Investigators are confident that a hot car exhaust started a sulphur fire at a fertiliser plant in Napier overnight.
Emergency services were alerted to the blaze at Ravensdown in Awatoto, just after 2am today.
Ravensdown chief executive Greg Campbell described the situation as "unusual", saying that a car came off the road and through the plant's fence before starting a fire.
"It looks like a car has left the road and actually come through the fence to our plant and has somehow caught on fire. So we don't know how or why that has occurred," he said.
No one was injured and police are now working to determine how the car got into the property.
Campbell said the fire was minor and there was no structural damage to the plant, which would open for business as usual on Monday.
Fire and Emergency NZ said when the first two crews arrived, they found a fire on the ground floor of the five-storey building.
FENZ Central Communications shift manager Mike Wanoa said at the same time, State Highway 51 had to be shut for traffic management, as smoke was impacting the visibility on the road.
Wanoa said by the time more fire crews arrived, they found that the fire was "well involved".
"It had extended to the sulphur products and to the ceiling of the building," he said.
Nine fire trucks responded to the blaze, as well as a command unit.
The fire was brought under control at around 5:40am and crews were withdrawn from the scene.
Wanoa said the police and a fire investigator are now combing through the site this morning to determine the cause of the fire.
It is not the first time the Ravesndown plant in Napier has caught fire.
In 2016, firefighters had to battle a blaze which also involved sulphur.
Firefighters feared a possible explosion while battling the fire on 1 December 2016.

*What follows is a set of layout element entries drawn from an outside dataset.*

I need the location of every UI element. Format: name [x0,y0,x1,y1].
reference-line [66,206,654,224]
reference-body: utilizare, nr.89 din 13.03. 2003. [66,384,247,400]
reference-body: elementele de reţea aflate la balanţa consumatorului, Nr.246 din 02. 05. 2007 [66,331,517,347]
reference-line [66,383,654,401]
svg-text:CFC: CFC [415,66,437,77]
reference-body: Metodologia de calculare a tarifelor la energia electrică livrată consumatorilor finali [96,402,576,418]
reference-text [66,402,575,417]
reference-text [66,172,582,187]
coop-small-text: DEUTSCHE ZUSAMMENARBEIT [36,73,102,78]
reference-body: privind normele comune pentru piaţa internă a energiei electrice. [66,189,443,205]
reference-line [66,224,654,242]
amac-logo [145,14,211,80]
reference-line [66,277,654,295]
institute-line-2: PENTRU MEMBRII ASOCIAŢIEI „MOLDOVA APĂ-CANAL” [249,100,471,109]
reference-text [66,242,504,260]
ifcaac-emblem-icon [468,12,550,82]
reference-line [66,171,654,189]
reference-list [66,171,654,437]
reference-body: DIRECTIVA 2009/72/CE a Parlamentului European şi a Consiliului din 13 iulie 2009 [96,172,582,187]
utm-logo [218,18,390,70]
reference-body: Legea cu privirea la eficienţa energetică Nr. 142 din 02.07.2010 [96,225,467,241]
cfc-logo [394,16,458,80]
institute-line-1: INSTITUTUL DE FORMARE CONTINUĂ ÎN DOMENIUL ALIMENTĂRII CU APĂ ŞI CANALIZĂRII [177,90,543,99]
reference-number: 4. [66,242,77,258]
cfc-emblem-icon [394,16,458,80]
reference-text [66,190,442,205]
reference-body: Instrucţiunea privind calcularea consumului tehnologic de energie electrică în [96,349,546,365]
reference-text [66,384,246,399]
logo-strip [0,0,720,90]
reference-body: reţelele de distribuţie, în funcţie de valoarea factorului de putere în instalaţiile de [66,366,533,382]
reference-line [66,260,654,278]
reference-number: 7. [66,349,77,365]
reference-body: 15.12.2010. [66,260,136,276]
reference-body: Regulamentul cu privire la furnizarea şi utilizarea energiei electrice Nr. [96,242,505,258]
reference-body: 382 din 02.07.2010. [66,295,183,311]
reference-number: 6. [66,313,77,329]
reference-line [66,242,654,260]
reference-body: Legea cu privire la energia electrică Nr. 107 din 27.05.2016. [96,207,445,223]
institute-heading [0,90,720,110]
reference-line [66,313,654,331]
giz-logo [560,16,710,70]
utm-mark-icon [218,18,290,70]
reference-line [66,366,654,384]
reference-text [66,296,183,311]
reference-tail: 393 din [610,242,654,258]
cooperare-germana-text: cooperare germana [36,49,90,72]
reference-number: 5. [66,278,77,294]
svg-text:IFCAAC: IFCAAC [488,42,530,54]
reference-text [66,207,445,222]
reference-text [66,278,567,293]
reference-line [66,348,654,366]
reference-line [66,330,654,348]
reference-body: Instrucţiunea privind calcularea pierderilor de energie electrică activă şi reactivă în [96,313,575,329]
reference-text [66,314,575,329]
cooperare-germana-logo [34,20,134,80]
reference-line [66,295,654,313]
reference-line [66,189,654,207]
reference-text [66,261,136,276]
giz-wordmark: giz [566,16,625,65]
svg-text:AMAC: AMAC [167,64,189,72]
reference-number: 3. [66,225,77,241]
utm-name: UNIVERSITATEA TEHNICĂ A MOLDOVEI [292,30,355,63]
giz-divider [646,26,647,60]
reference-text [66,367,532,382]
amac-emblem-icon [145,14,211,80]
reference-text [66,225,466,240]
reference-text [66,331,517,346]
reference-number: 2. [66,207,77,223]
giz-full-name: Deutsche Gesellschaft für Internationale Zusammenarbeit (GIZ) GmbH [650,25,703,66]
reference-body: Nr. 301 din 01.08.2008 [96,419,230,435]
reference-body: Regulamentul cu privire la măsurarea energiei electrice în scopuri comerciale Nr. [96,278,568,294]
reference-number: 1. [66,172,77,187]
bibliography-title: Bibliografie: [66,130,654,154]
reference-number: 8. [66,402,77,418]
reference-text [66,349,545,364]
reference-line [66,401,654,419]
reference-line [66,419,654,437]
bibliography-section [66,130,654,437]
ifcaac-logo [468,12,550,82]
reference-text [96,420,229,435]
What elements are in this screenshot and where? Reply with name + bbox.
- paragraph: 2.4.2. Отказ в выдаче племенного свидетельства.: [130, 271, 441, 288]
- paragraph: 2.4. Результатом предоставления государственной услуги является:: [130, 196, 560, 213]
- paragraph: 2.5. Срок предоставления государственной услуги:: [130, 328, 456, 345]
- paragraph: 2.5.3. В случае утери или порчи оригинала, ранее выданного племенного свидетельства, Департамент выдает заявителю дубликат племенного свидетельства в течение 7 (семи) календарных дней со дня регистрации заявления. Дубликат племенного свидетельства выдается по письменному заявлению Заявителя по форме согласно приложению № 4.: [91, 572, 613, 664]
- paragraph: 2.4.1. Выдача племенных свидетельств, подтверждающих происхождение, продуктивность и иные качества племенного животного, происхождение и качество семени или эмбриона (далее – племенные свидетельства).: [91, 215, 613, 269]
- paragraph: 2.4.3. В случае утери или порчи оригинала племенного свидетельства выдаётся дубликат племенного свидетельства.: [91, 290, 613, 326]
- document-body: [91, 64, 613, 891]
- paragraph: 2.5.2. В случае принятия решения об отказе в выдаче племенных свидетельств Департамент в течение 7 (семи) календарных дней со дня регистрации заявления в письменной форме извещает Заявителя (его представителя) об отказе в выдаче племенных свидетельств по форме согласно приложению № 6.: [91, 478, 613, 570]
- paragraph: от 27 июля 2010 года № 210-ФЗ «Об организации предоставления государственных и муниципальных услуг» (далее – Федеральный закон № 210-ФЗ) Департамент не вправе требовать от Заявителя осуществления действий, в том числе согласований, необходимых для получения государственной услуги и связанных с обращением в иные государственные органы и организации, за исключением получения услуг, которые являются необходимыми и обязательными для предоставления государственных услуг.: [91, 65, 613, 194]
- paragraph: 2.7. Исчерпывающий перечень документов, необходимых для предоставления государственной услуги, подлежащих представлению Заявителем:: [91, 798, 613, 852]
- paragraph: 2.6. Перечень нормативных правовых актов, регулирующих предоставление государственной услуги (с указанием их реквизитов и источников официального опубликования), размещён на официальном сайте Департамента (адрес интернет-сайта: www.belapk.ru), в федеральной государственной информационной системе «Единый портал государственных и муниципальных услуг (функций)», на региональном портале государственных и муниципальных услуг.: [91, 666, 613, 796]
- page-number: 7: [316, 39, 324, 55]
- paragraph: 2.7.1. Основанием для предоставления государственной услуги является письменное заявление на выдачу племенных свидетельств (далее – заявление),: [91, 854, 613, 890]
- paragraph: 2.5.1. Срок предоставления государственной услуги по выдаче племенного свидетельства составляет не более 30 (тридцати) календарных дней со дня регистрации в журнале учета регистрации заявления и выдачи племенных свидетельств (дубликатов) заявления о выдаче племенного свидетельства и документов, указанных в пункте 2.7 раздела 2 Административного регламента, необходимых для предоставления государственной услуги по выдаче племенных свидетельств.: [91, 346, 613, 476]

A fire broke out on a conveyor belt suspended over as much as 1000 tonnes of sulphur in a storage shed at the plant.
It took 60 firefighters wearing breathing apparatus to bring it under control.
At the time Area Commander Ken Cooper told RNZ the burning sulphur was difficult to extinguish.
"If you disturb it with water it goes into a sort of powder and dust and you can get a dust explosion," he said.
Two firefighters had to be treated at the scene after getting sulphur dioxide, a highly toxic gas, in their eyes.
The gas is produced when water comes into contact with the sulphur.
In the rural Awatoto area downwind, five houses had to be evacuated because of the toxic gases.